For there to be an afterlife you have to make wild and outlandish concessions within the framework of perceivable reality:
1. There must be a supreme being in control of the universe
2. We must matter in the context of divine providence.
3. Humans are owed immortality.
To have an afterlife means that the nature of reality must bend to fit our own wishes without a shred of scientific evidence. Occam's razor - The requisites for an afterlife are far too complicated to be true.
It's our own relative scale of reality we have for ourselves that make us seem cosmically significant. At its core it's a return to the archaic idea of Geocentricism as an overriding thought process.
Earth taken by Voyager a poxy 4 billion miles away. You know, for context.

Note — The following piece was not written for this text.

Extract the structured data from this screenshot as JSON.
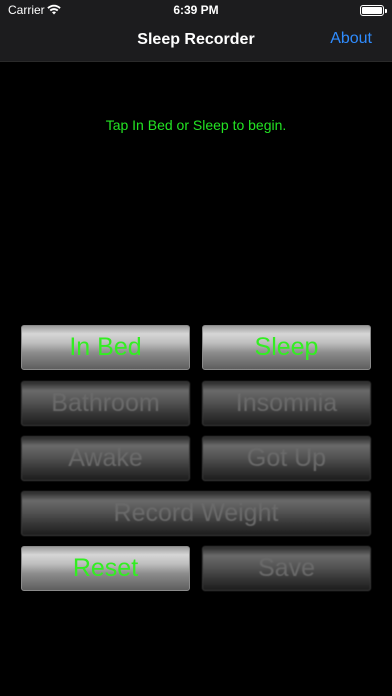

That said, there is the wide field pertaining to the philosophy of metaphysics and there are endless interesting segways in to other areas of thinking that don't necessarily have to apply to the straight-forward scientific method and are of some interest, but still at best, a long shot. Myself and Wacky have had extensive conversations on the merits of logic versus metaphysical philosophy and it's hard to make a distinction where one ends and the other begins. Basically, to believe in an afterlife is not a simple process. One must make concessions across the board to make it fit. It's our wish that there was an afterlife that makes us entertain the idea and make it fit to begin with; more than just a little bit logically shaky methinks, and not really the best of platforms to start reasoning from.